Itu berarti keluarga dari pancar laki-laki lebih utama dari keluarga pancar wanita kecuali keluarga dari pancar laki-laki sudah tidak ada lagi, barulah keluarga dari pancar wanita mendapat perhatian baik mengenai penerimaan warisan maupun pemeliharaan anak. Dalam masyarakat yang berhukum kekeluargaan patrilinial pada umumnya terdapat cara perkawinan, dimana si wanita sesudahnya kawin akan tinggal pada kelompok keluarga suami, demikian pula si anak masuk golongan keluarga (clan) bapaknya. Sebagai corak kedua dalam susunan kekeluargaan di Indonesia pada umumnya yang bersifat

“klasifikatoris”, artinya bahwa seluruh generasi dari bapak (dan ibu), seorang anak dari beberapa hal mempunyai kedudukan yang sama dengan bapak serta ibunya, tanpa memperhatikan umur yang bersangkutan (Gde Panetja, 1986, h.41).

Hal diatas adalah berkaitan dengan istilah menyapa dan menyebut atau cara memanggil seseorang dalam keluarga baik keluarga dari bapak maupun dari keluarga ibu tanpa memandang umur dari mereka yang disapa atau disebut tersebut.

Bahan diskusi :

a. Apakah ada perbedaan kedudukan antara orang yang satu dengan orang yang lainnya sebagai akibat adanya hubungan biologis atau karena perbuatan hukum lainnya di Indonesia ?

33

b. Jelaskan perbedaan konsep dan akibat hukumnya antara patrilinial Batak dengan patrilinial Bali ?

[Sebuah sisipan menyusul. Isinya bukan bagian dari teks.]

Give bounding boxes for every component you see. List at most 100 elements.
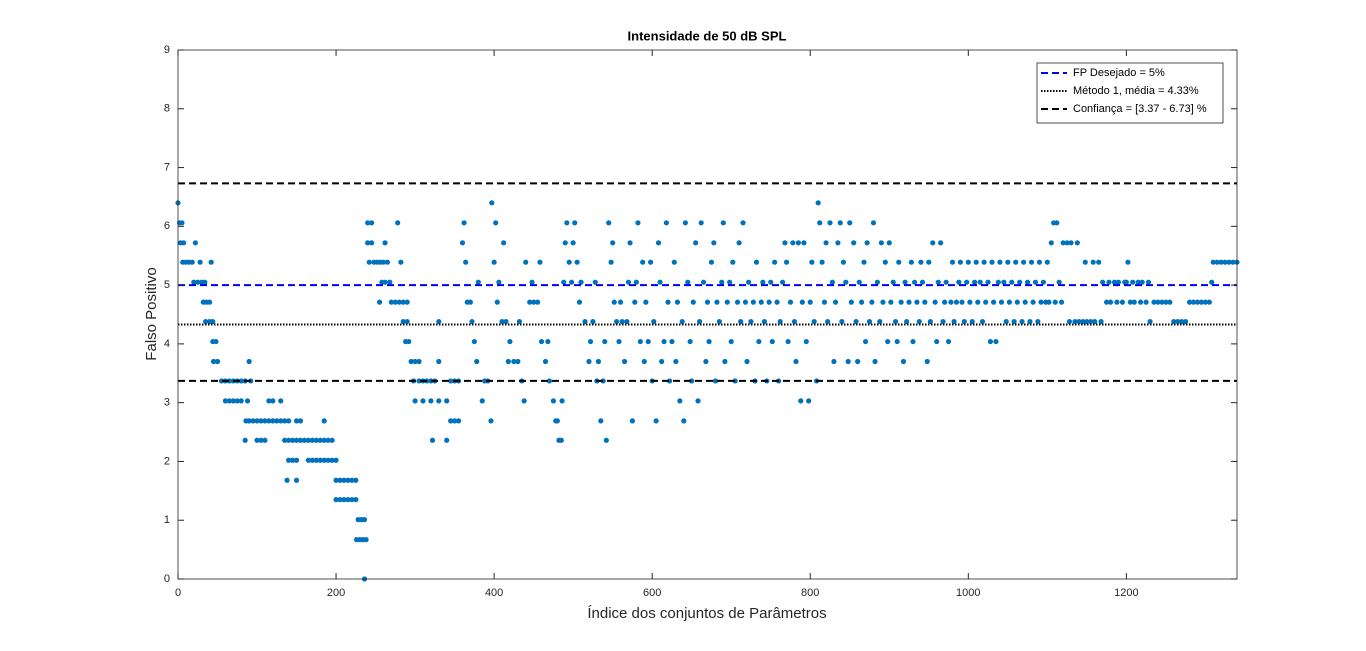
data-point (1038, 299, 1044, 305)
data-point (941, 299, 948, 305)
data-point (1151, 299, 1157, 305)
data-point (874, 279, 881, 285)
data-point (945, 338, 952, 345)
data-point (459, 240, 466, 246)
data-point (866, 318, 873, 325)
data-point (523, 259, 529, 265)
data-point (696, 318, 703, 325)
data-point (499, 318, 505, 325)
data-point (1226, 259, 1232, 265)
legend-label: FP Desejado = 5% (1073, 67, 1165, 79)
data-point (948, 299, 954, 305)
data-point (392, 299, 398, 305)
data-point (576, 299, 583, 305)
data-point (949, 259, 956, 265)
data-point (305, 437, 311, 443)
data-point (847, 220, 853, 226)
data-point (1175, 318, 1181, 325)
data-point (461, 220, 467, 226)
data-point (603, 437, 609, 443)
data-point (997, 259, 1003, 265)
data-point (208, 259, 214, 265)
data-point (1218, 259, 1224, 265)
data-point (274, 418, 280, 424)
data-point (1084, 318, 1090, 325)
data-point (250, 418, 256, 424)
data-point (503, 318, 509, 325)
data-point (337, 497, 343, 503)
data-point (1064, 240, 1070, 246)
data-point (1143, 299, 1149, 305)
data-point (1183, 318, 1189, 325)
data-point (1040, 279, 1046, 285)
data-point (910, 338, 916, 345)
data-point (681, 418, 687, 424)
data-point (582, 318, 588, 325)
data-point (1098, 318, 1104, 325)
data-point (1106, 279, 1112, 285)
data-point (1163, 299, 1169, 305)
data-point (345, 477, 351, 483)
data-point (266, 398, 272, 404)
data-point (973, 259, 979, 265)
data-point (957, 259, 963, 265)
data-point (1066, 318, 1073, 325)
data-point (416, 378, 422, 384)
data-point (611, 299, 617, 305)
data-point (1019, 318, 1025, 325)
data-point (436, 398, 442, 404)
data-point (1130, 279, 1136, 285)
data-point (408, 358, 414, 365)
data-point (1068, 240, 1074, 246)
data-point (561, 279, 567, 285)
data-point (951, 318, 957, 325)
data-point (641, 358, 647, 365)
data-point (608, 259, 614, 265)
data-point (995, 279, 1001, 285)
data-point (467, 299, 474, 305)
data-point (192, 240, 198, 246)
data-point (712, 378, 719, 384)
data-point (400, 318, 406, 325)
data-point (562, 240, 568, 246)
data-point (819, 259, 825, 265)
data-point (293, 457, 300, 463)
data-point (882, 259, 888, 265)
data-point (629, 418, 636, 424)
data-point (932, 299, 938, 305)
y-tick-label: 4 (164, 338, 170, 350)
data-point (222, 398, 229, 404)
data-point (527, 299, 533, 305)
data-point (904, 318, 910, 325)
data-point (254, 418, 260, 424)
data-point (1032, 279, 1039, 285)
data-point (716, 318, 722, 325)
data-point (983, 299, 989, 305)
data-point (740, 220, 746, 226)
data-point (663, 220, 670, 226)
data-point (687, 338, 693, 345)
data-point (1046, 299, 1052, 305)
data-point (463, 259, 469, 265)
data-point (1194, 299, 1201, 305)
data-point (965, 259, 971, 265)
data-point (624, 318, 630, 325)
data-point (1028, 259, 1035, 265)
data-point (286, 457, 292, 463)
data-point (1135, 279, 1141, 285)
data-point (1072, 318, 1078, 325)
data-point (1202, 299, 1208, 305)
data-point (238, 398, 244, 404)
data-point (444, 437, 450, 443)
data-point (538, 338, 545, 345)
data-point (568, 279, 575, 285)
data-point (282, 418, 288, 424)
data-point (1139, 279, 1145, 285)
data-point (317, 457, 323, 463)
data-point (262, 418, 268, 424)
data-point (801, 240, 807, 246)
data-point (744, 358, 750, 365)
data-point (806, 398, 812, 404)
data-point (864, 240, 870, 246)
data-point (448, 378, 454, 384)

c. Jelaskan pengertian unilateral, bilateral, patrilinial beralih-alih !

C. KETURUNAN

Pengertian keturunan menurut hukum adat pada umumnya

Berdasarkan pendapat dari Surojo Wignyodipuro yang dimaksud dengan keturunan adalah ketunggalan leluhur, yang artinya ada perhubungan darah antara orang yang seorang dengan orang lain. Dua orang atau lebih yang mempunyai hubungan darah, jadi yang tunggal leluhur adalah keturunan yang seorang dari yang lain (Surojo Wignyodipuro, 1979, h,128).

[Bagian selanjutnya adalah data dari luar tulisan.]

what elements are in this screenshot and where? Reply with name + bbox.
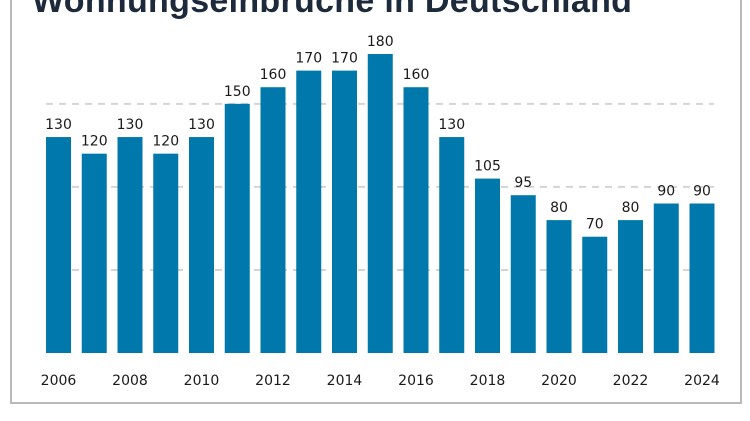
data-label-2009: 120 — [152, 134, 179, 150]
data-label-2007: 120 — [81, 134, 108, 150]
bar-2022 — [618, 220, 643, 353]
data-label-2016: 160 — [403, 67, 430, 83]
data-label-2019: 95 — [514, 175, 532, 191]
data-label-2012: 160 — [260, 67, 287, 83]
data-label-2017: 130 — [438, 117, 465, 133]
bar-2021 — [582, 236, 608, 353]
data-label-2006: 130 — [45, 117, 72, 133]
x-tick-2022: 2022 — [613, 373, 649, 389]
x-tick-2018: 2018 — [470, 373, 506, 389]
bar-2013 — [296, 70, 322, 353]
bar-2012 — [260, 87, 286, 353]
data-label-2018: 105 — [474, 159, 501, 175]
x-tick-2024: 2024 — [684, 373, 720, 389]
bar-2018 — [475, 178, 500, 353]
bar-2011 — [224, 103, 250, 353]
data-label-2023: 90 — [657, 184, 675, 200]
bar-2008 — [117, 137, 143, 353]
bar-2020 — [546, 220, 572, 353]
data-label-2008: 130 — [117, 117, 144, 133]
x-tick-2008: 2008 — [112, 373, 148, 389]
data-label-2014: 170 — [331, 51, 358, 67]
data-label-2020: 80 — [550, 200, 568, 216]
bar-2006 — [46, 137, 71, 353]
data-label-2015: 180 — [367, 34, 394, 50]
bar-2007 — [81, 153, 107, 353]
data-label-2022: 80 — [622, 200, 640, 216]
data-label-2013: 170 — [295, 51, 322, 67]
bar-2009 — [153, 153, 179, 353]
bar-2017 — [439, 137, 465, 353]
data-label-2024: 90 — [693, 184, 711, 200]
bar-2014 — [332, 70, 357, 353]
x-tick-2016: 2016 — [398, 373, 434, 389]
bar-2016 — [403, 87, 429, 353]
chart-title: Wohnungseinbrüche in Deutschland — [32, 0, 633, 20]
bar-2015 — [367, 54, 393, 353]
data-label-2011: 150 — [224, 84, 251, 100]
x-tick-2010: 2010 — [184, 373, 220, 389]
bar-2019 — [510, 195, 536, 353]
bar-2010 — [189, 137, 214, 353]
x-tick-2006: 2006 — [41, 373, 77, 389]
x-tick-2012: 2012 — [255, 373, 291, 389]
x-tick-2014: 2014 — [327, 373, 363, 389]
data-label-2010: 130 — [188, 117, 215, 133]
bar-2023 — [653, 203, 679, 353]
bar-2024 — [689, 203, 715, 353]
x-tick-2020: 2020 — [541, 373, 577, 389]
data-label-2021: 70 — [586, 217, 604, 233]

Sedangkan menurut T I P. Astiti, Cs : dikatakan bahwa keturunan itu adalah orang-orang laki dan perempuan yang mempunyai hubungan darah dengan orang yang menurunkannya (T.I.P. Astiti, Cs, 1984, h.2).

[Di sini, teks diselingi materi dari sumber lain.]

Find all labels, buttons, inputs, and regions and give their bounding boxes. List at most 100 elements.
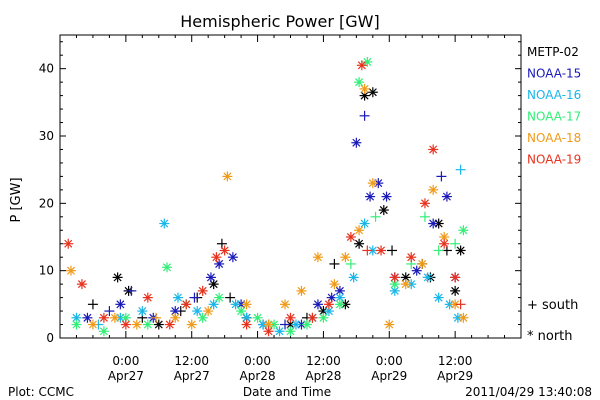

Dari kedua pendapat tersbut dapat dikatakan bahwa : keturunan adalah merupakan unsur yang mutlak harus ada jika satu keluarga tidak menginginkan dirinya dikatakan tidak ada generasi penerusnya.

Oleh karena itu, jika khawatir akan menghadapi kenyataan tidak mempunyai keturunan maka dapat melakukan pengangkatan anak untuk menghindari kepunahan. Orang yang satu sebagai keturunan dari orang yang lainnya mempunyai hak-hak dan kewajiban-kewajiban tertentu sesuai dengan kedudukan dalam keluarga yang bersangkutan.

Keluarga wajib saling membantu, saling mewakili, saling pelihara-memelihara, boleh mempergunakan nama keluarga mereka yang menjadi keturunan seorang bapak akan menjadi anggota pula dari clan bapak.